My small additional tool kit (a WalMart purchased small soft case fishing bag = 6"x6"x10" (fully packed) weighs about 6-7 lbs and contains:
- two plastic boxes (came with bag) with dividers
- spare bulbs for all lights
- extra fuzes that match the ones required (hard to find the 4amp ones, so I bought and keep extra on hand)
- hex wrench set with rounded ends on the long side (helps get the touch angles)
- ratchet screwdriver handle with metric torx, hex, sockets, and FT/CT screwdriver bits (I purchased the Husky brand at Lowes or Home Depot)
- 10" Craftsman 3/8" ratchet
- 5, 6, 8, 10, & 12mm wrenches, hex heads, and bolt sockets - the most commonly used for possible problems you might encounter
- 6" socket extension
- 1/4"-3/8" and 3/8"-1/2" socket adapters
- lots of black zip ties
- bike tie down strap connectors (4) to properly tie down the bike with ratchets if it ever needs to be towed.
- electrical tape
- electrical wire connectors and quick splice connectors
- velcro wraps (small roll for multiple uses)

I just finished a 1,700 mile ride the first weekend of May and was fortunate to enjoy the ride and weather the entire time without opening my tool bag for myself!
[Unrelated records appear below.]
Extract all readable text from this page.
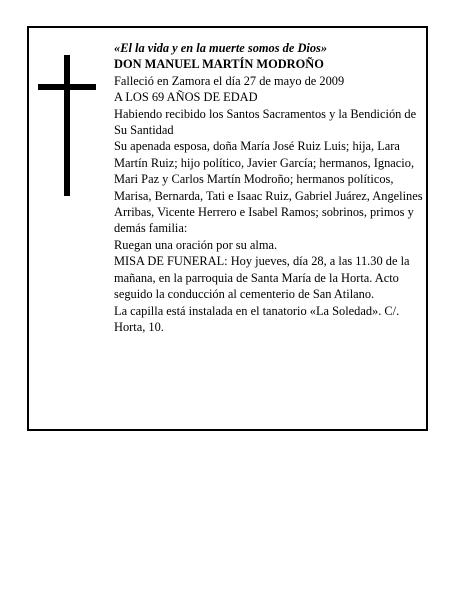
«El la vida y en la muerte somos de Dios»

DON MANUEL MARTÍN MODROÑO

Falleció en Zamora el día 27 de mayo de 2009

A LOS 69 AÑOS DE EDAD

Habiendo recibido los Santos Sacramentos y la Bendición de Su Santidad

Su apenada esposa, doña María José Ruiz Luis; hija, Lara Martín Ruiz; hijo político, Javier García; hermanos, Ignacio, Mari Paz y Carlos Martín Modroño; hermanos políticos, Marisa, Bernarda, Tati e Isaac Ruiz, Gabriel Juárez, Angelines Arribas, Vicente Herrero e Isabel Ramos; sobrinos, primos y demás familia:

Ruegan una oración por su alma.

MISA DE FUNERAL: Hoy jueves, día 28, a las 11.30 de la mañana, en la parroquia de Santa María de la Horta. Acto seguido la conducción al cementerio de San Atilano.

La capilla está instalada en el tanatorio «La Soledad». C/. Horta, 10.
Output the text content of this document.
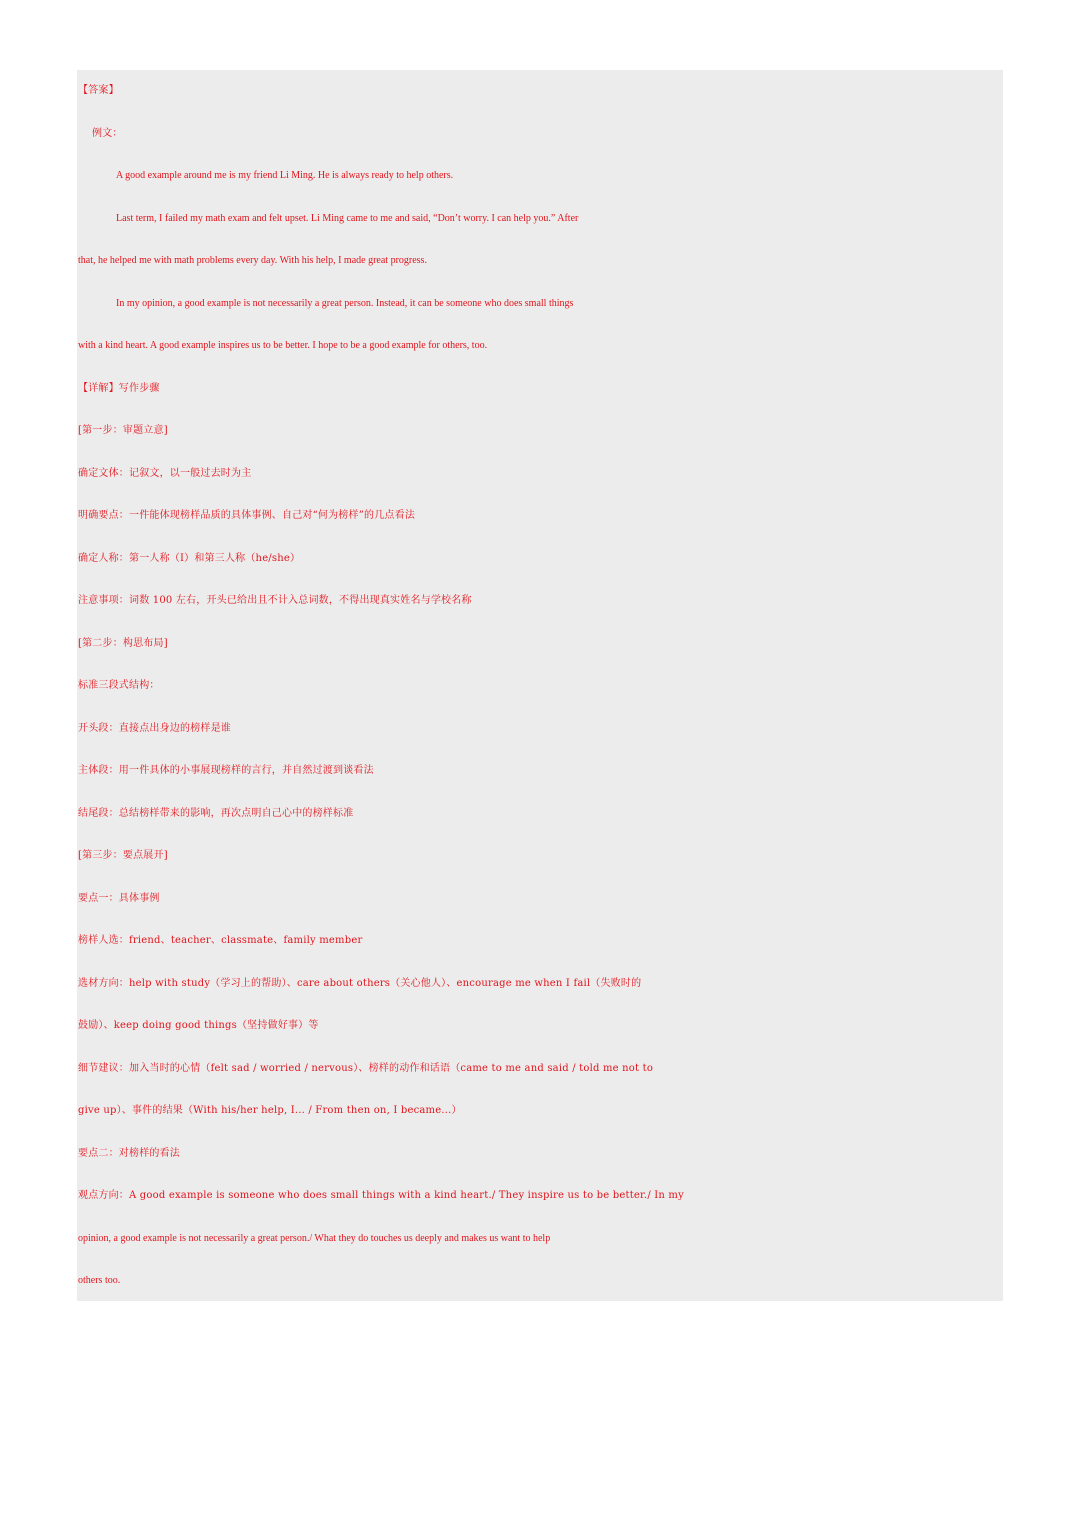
【答案】
例文：
A good example around me is my friend Li Ming. He is always ready to help others.
Last term, I failed my math exam and felt upset. Li Ming came to me and said, “Don’t worry. I can help you.” After
that, he helped me with math problems every day. With his help, I made great progress.
In my opinion, a good example is not necessarily a great person. Instead, it can be someone who does small things
with a kind heart. A good example inspires us to be better. I hope to be a good example for others, too.
【详解】写作步骤
[第一步：审题立意]
确定文体：记叙文，以一般过去时为主
明确要点：一件能体现榜样品质的具体事例、自己对“何为榜样”的几点看法
确定人称：第一人称（I）和第三人称（he/she）
注意事项：词数 100 左右，开头已给出且不计入总词数，不得出现真实姓名与学校名称
[第二步：构思布局]
标准三段式结构：
开头段：直接点出身边的榜样是谁
主体段：用一件具体的小事展现榜样的言行，并自然过渡到谈看法
结尾段：总结榜样带来的影响，再次点明自己心中的榜样标准
[第三步：要点展开]
要点一：具体事例
榜样人选：friend、teacher、classmate、family member
选材方向：help with study（学习上的帮助）、care about others（关心他人）、encourage me when I fail（失败时的
鼓励）、keep doing good things（坚持做好事）等
细节建议：加入当时的心情（felt sad / worried / nervous）、榜样的动作和话语（came to me and said / told me not to
give up）、事件的结果（With his/her help, I... / From then on, I became...）
要点二：对榜样的看法
观点方向：A good example is someone who does small things with a kind heart./ They inspire us to be better./ In my
opinion, a good example is not necessarily a great person./ What they do touches us deeply and makes us want to help
others too.
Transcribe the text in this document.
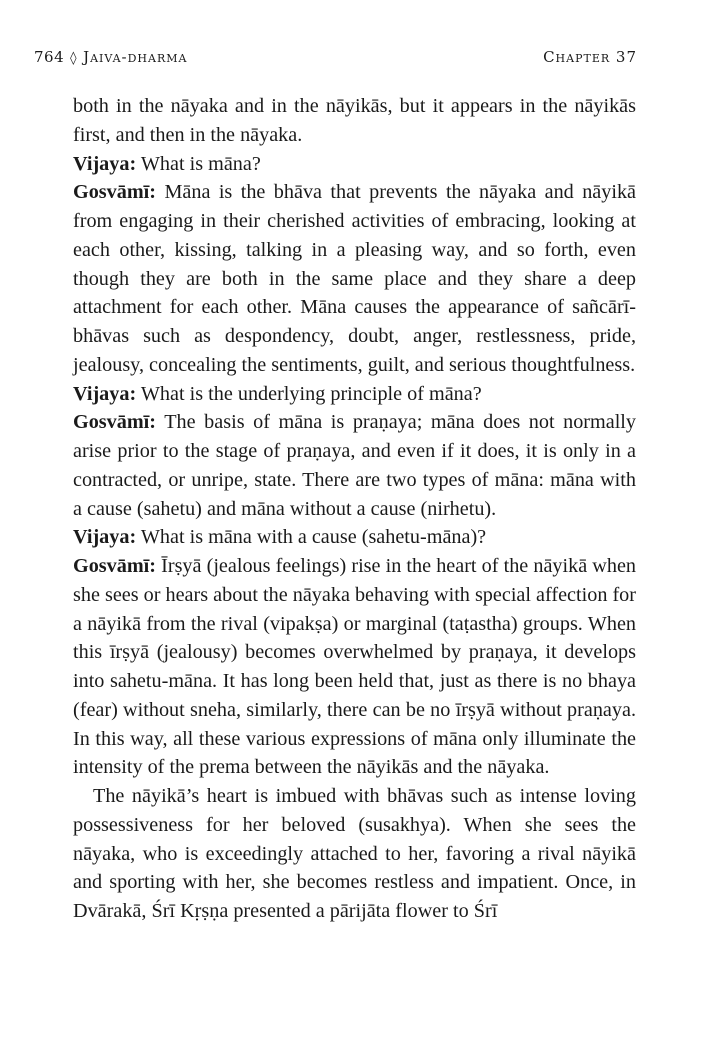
764 ◊ Jaiva-dharma	Chapter 37

both in the nāyaka and in the nāyikās, but it appears in the nāyikās first, and then in the nāyaka.

Vijaya: What is māna?

Gosvāmī: Māna is the bhāva that prevents the nāyaka and nāyikā from engaging in their cherished activities of embracing, looking at each other, kissing, talking in a pleasing way, and so forth, even though they are both in the same place and they share a deep attachment for each other. Māna causes the appearance of sañcārī-bhāvas such as despondency, doubt, anger, restlessness, pride, jealousy, concealing the sentiments, guilt, and serious thoughtfulness.

Vijaya: What is the underlying principle of māna?

Gosvāmī: The basis of māna is praṇaya; māna does not normally arise prior to the stage of praṇaya, and even if it does, it is only in a contracted, or unripe, state. There are two types of māna: māna with a cause (sahetu) and māna without a cause (nirhetu).

Vijaya: What is māna with a cause (sahetu-māna)?

Gosvāmī: Īrṣyā (jealous feelings) rise in the heart of the nāyikā when she sees or hears about the nāyaka behaving with special affection for a nāyikā from the rival (vipakṣa) or marginal (taṭastha) groups. When this īrṣyā (jealousy) becomes overwhelmed by praṇaya, it develops into sahetu-māna. It has long been held that, just as there is no bhaya (fear) without sneha, similarly, there can be no īrṣyā without praṇaya. In this way, all these various expressions of māna only illuminate the intensity of the prema between the nāyikās and the nāyaka.

The nāyikā’s heart is imbued with bhāvas such as intense loving possessiveness for her beloved (susakhya). When she sees the nāyaka, who is exceedingly attached to her, favoring a rival nāyikā and sporting with her, she becomes restless and impatient. Once, in Dvārakā, Śrī Kṛṣṇa presented a pārijāta flower to Śrī
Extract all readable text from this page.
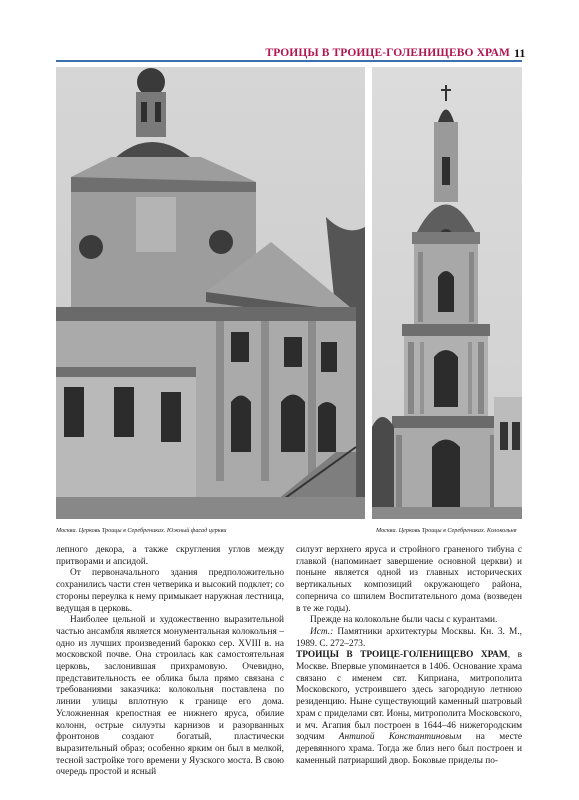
ТРОИЦЫ В ТРОИЦЕ-ГОЛЕНИЩЕВО ХРАМ 11
Москва. Церковь Троицы в Серебрениках. Южный фасад церкви	Москва. Церковь Троицы в Серебрениках. Колокольня

лепного декора, а также скругления углов между притворами и апсидой.

От первоначального здания предположительно сохранились части стен четверика и высокий подклет; со стороны переулка к нему примыкает наружная лестница, ведущая в церковь.

Наиболее цельной и художественно выразительной частью ансамбля является монументальная колокольня – одно из лучших произведений барокко сер. XVIII в. на московской почве. Она строилась как самостоятельная церковь, заслонившая прихрамовую. Очевидно, представительность ее облика была прямо связана с требованиями заказчика: колокольня поставлена по линии улицы вплотную к границе его дома. Усложненная крепостная ее нижнего яруса, обилие колонн, острые силуэты карнизов и разорванных фронтонов создают богатый, пластически выразительный образ; особенно ярким он был в мелкой, тесной застройке того времени у Яузского моста. В свою очередь простой и ясный

силуэт верхнего яруса и стройного граненого тибуна с главкой (напоминает завершение основной церкви) и поныне является одной из главных исторических вертикальных композиций окружающего района, сопернича со шпилем Воспитательного дома (возведен в те же годы).

Прежде на колокольне были часы с курантами.

Ист.: Памятники архитектуры Москвы. Кн. 3. М., 1989. С. 272–273.

ТРОИЦЫ В ТРОИЦЕ-ГОЛЕНИЩЕВО ХРАМ, в Москве. Впервые упоминается в 1406. Основание храма связано с именем свт. Киприана, митрополита Московского, устроившего здесь загородную летнюю резиденцию. Ныне существующий каменный шатровый храм с приделами свт. Ионы, митрополита Московского, и мч. Агапия был построен в 1644–46 нижегородским зодчим Антипой Константиновым на месте деревянного храма. Тогда же близ него был построен и каменный патриарший двор. Боковые приделы по-
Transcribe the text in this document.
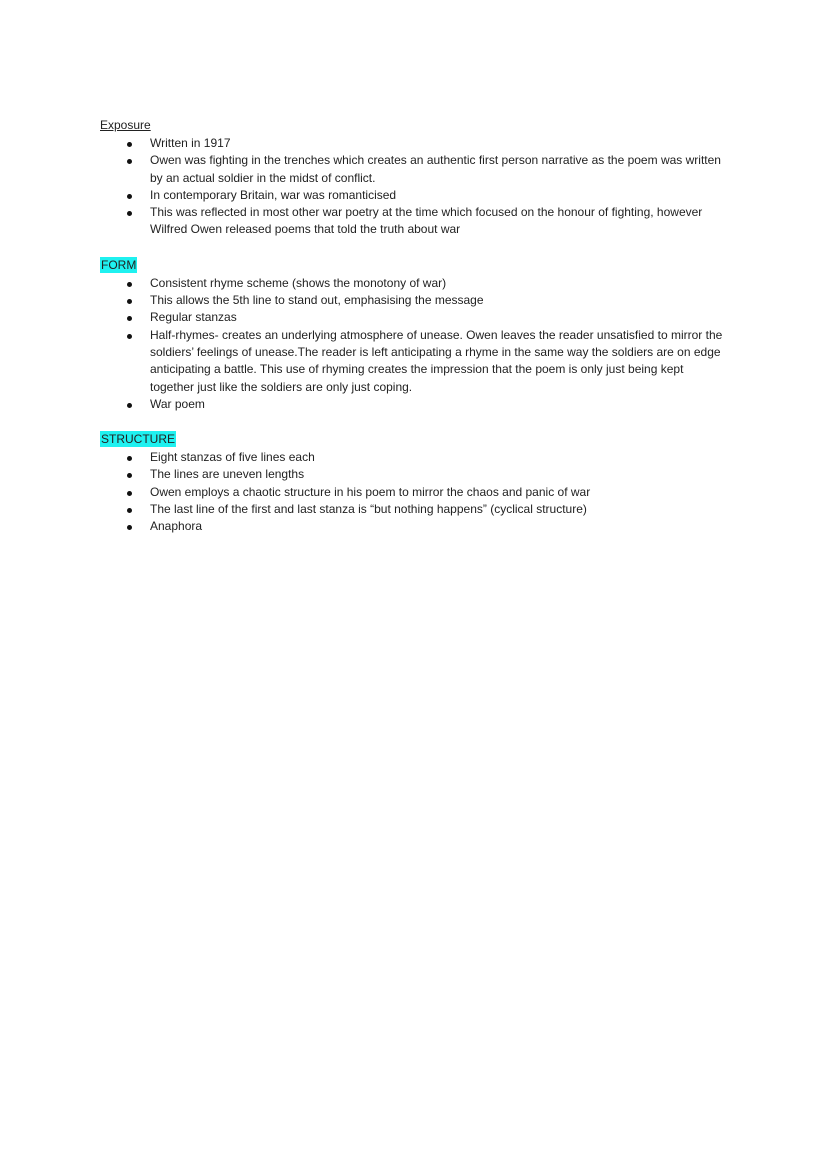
Exposure
Written in 1917
Owen was fighting in the trenches which creates an authentic first person narrative as the poem was written by an actual soldier in the midst of conflict.
In contemporary Britain, war was romanticised
This was reflected in most other war poetry at the time which focused on the honour of fighting, however Wilfred Owen released poems that told the truth about war
FORM
Consistent rhyme scheme (shows the monotony of war)
This allows the 5th line to stand out, emphasising the message
Regular stanzas
Half-rhymes- creates an underlying atmosphere of unease. Owen leaves the reader unsatisfied to mirror the soldiers’ feelings of unease.The reader is left anticipating a rhyme in the same way the soldiers are on edge anticipating a battle. This use of rhyming creates the impression that the poem is only just being kept together just like the soldiers are only just coping.
War poem
STRUCTURE
Eight stanzas of five lines each
The lines are uneven lengths
Owen employs a chaotic structure in his poem to mirror the chaos and panic of war
The last line of the first and last stanza is “but nothing happens” (cyclical structure)
Anaphora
I am a little anal and did carry two torque wrenches in 1/4" and 3/8" sizes in their original plastic cases. Having done this, I realized I don't have all the torque specs with me on the bike. My addition to the bag will be the torque specficiation pages from my Clymer's manual copied and folded for reference if I ever need them. These take up quite a bit of room and I'm seriously considering leaving them next time and relying on my calibrated arm ("gut-n-tight") for road-side use and stopping at the first auto parts store or garage to borrow for any torque requirements.

I'm planning a 6K mile 2.5-3 week ride from Texas to the northern tip of Nova Scotia this summer with my son (who owns a Triumph Tiger 955i) and don't plan to take much more, if anything, than listed above due to space requirements!